Nicht vorbei springen können die beiden Beaus am besten Sportler des Abends: Dem Turner Fabian Hambüchen. In seiner Kernsportart war er zuletzt vom Pech verfolgt – nach diesem Abend, könnte er über einen Wechsel der Sportart nachdenken. Mit höchster Präzision sprang der 1,63 Meter große Turner zunächst im Einzel auf Platz 1. Gold sicherte er sich dann auch noch gemeinsam mit Beachvolleyballer Jonas Reckermann – ein schräges Duo, wenn man sich die beiden auf dem Treppchen ansah. Um einen ganzen Kopf überragt Reckermann Hambüchen – dass die beiden dennoch synchron vom Brett ins Becken sprangen ist beachtlich.

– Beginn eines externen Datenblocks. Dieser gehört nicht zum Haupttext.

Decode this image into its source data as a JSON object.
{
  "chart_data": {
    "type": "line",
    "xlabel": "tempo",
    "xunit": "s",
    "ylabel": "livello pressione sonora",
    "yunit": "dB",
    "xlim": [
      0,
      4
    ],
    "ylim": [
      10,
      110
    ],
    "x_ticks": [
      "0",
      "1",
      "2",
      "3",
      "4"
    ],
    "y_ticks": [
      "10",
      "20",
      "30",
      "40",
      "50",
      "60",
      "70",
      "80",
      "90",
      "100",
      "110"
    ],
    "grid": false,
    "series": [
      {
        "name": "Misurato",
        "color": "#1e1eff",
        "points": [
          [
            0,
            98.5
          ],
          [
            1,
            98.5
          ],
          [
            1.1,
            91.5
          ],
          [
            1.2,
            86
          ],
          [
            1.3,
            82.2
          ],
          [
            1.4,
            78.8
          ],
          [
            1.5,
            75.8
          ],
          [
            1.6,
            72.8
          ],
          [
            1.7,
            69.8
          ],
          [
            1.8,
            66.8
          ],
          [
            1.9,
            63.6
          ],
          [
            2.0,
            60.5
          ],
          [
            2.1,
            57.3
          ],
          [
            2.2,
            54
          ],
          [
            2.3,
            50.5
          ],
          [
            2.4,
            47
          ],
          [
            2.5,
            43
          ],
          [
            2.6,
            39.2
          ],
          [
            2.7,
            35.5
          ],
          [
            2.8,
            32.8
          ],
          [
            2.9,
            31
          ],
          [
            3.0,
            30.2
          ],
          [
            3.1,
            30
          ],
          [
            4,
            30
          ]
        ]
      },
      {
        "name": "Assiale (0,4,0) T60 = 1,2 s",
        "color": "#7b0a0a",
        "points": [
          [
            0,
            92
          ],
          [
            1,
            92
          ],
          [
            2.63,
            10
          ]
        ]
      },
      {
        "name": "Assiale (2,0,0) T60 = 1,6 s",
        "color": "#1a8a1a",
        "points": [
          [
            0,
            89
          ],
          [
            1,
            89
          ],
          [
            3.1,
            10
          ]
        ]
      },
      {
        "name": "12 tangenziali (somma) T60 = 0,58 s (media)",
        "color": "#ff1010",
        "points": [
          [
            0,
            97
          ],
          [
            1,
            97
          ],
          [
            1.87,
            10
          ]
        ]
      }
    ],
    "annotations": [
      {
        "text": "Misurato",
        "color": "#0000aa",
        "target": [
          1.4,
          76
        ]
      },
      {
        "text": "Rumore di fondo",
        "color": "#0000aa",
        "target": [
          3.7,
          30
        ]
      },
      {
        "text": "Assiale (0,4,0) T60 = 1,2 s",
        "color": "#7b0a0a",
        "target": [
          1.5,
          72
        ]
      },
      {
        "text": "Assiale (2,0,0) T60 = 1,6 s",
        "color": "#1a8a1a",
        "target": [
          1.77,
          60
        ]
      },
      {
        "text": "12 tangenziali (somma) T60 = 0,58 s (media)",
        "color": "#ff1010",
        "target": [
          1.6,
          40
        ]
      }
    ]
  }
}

Der große Sprung des Stefan Raab

Noch beachtlicher und wohl auch die einzig unterhaltsame Leistung war die des Gastgebers persönlich. Stefan Raab gelang gemeinsam mit Elton die Sensation: Sie plumpsten so gekonnt ungeschickt synchron ins Wasser, dass es am Ende für Silber reichte. „Lieber ein schlechter synchroner Sprung, als zwei nicht synchrone gute Sprünge“, hatte Raab seine Taktik zu Beginn der Sendung verraten.

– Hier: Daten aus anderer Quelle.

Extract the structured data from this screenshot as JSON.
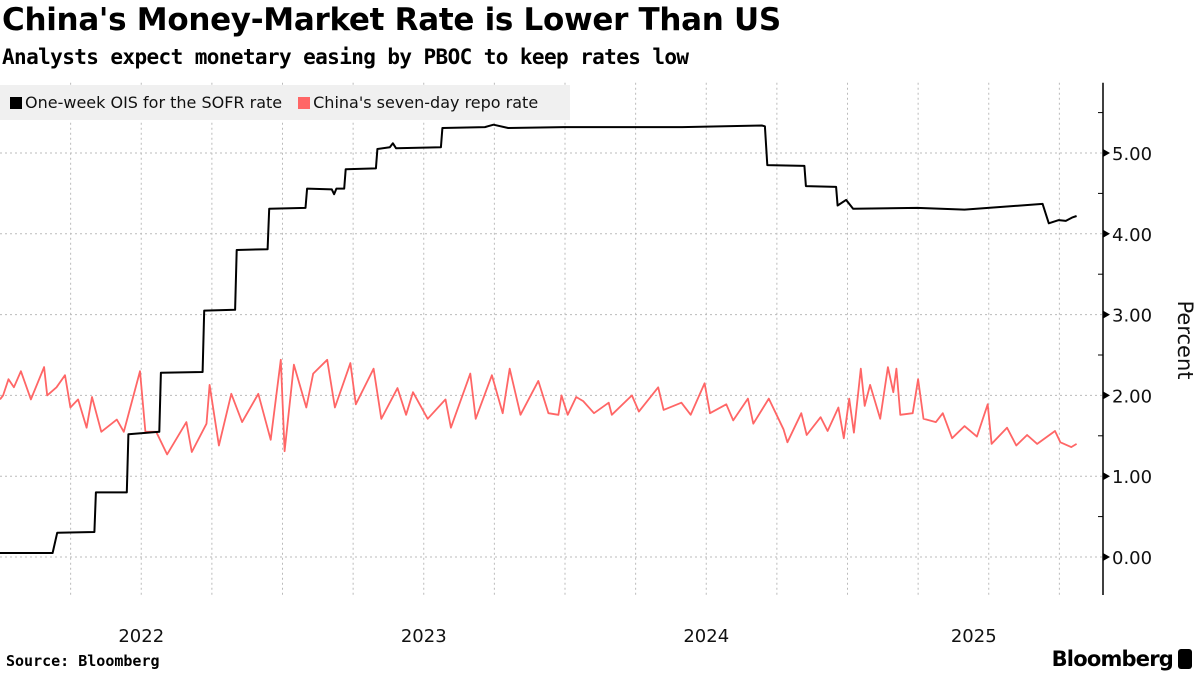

Und wirklich schien sich das korpulent-käsige Duo an diese Maxime zu halten. Unter völliger Missachtung jeglicher ästhetischer Ansprüche zappelten sich die beiden ins Wasser – und kamen dort so gleichzeitig ungeschickt an, dass es schon wieder faszinierend war. Solche Momente braucht Fernsehunterhaltung, brauchen Shows am Samstagabend:

Potential hat die Sendung. Das Wassersportspektakel sahen immerhin 19,9 Prozent in der Zielgruppe. Insgesamt verfolgten bis zu 3,69 Millionen Zuschauer die Sendung.

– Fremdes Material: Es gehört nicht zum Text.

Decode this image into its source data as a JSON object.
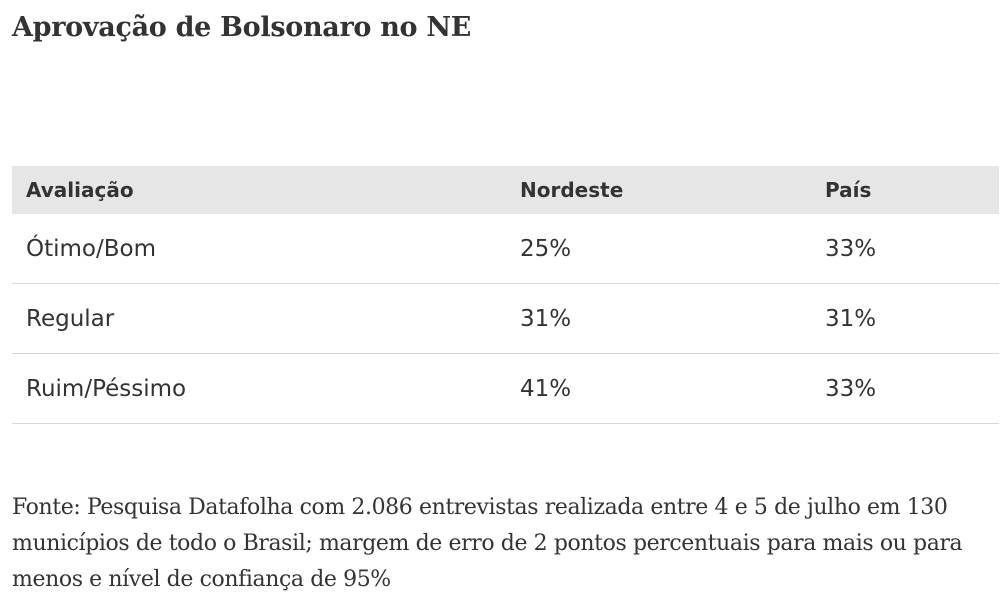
{
  "title": "Aprovação de Bolsonaro no NE",
  "source": "Fonte: Pesquisa Datafolha com 2.086 entrevistas realizada entre 4 e 5 de julho em 130 municípios de todo o Brasil; margem de erro de 2 pontos percentuais para mais ou para menos e nível de confiança de 95%",
  "chart_data": {
    "type": "table",
    "title": "Aprovação de Bolsonaro no NE",
    "columns": [
      "Avaliação",
      "Nordeste",
      "País"
    ],
    "rows": [
      [
        "Ótimo/Bom",
        "25%",
        "33%"
      ],
      [
        "Regular",
        "31%",
        "31%"
      ],
      [
        "Ruim/Péssimo",
        "41%",
        "33%"
      ]
    ],
    "series": [
      {
        "name": "Nordeste",
        "values": [
          25,
          31,
          41
        ]
      },
      {
        "name": "País",
        "values": [
          33,
          31,
          33
        ]
      }
    ],
    "categories": [
      "Ótimo/Bom",
      "Regular",
      "Ruim/Péssimo"
    ],
    "unit": "%"
  }
}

Plumpe, überraschende Momente. Rutschende Badehosen, höhenängstliche Prominente, schräge Kostüme – all so etwas hätte dem Turmspringen wirklich gut getan, den Wettkampf aus der Außenseiterecke von Sportsendern befreit. So aber blieb die große Planschveranstaltung eine ermüdende Dauerwerbesendung. Mehr Elton, weniger Eleganz: Das sollte der Anspruch fürs nächste Turmspringen sein.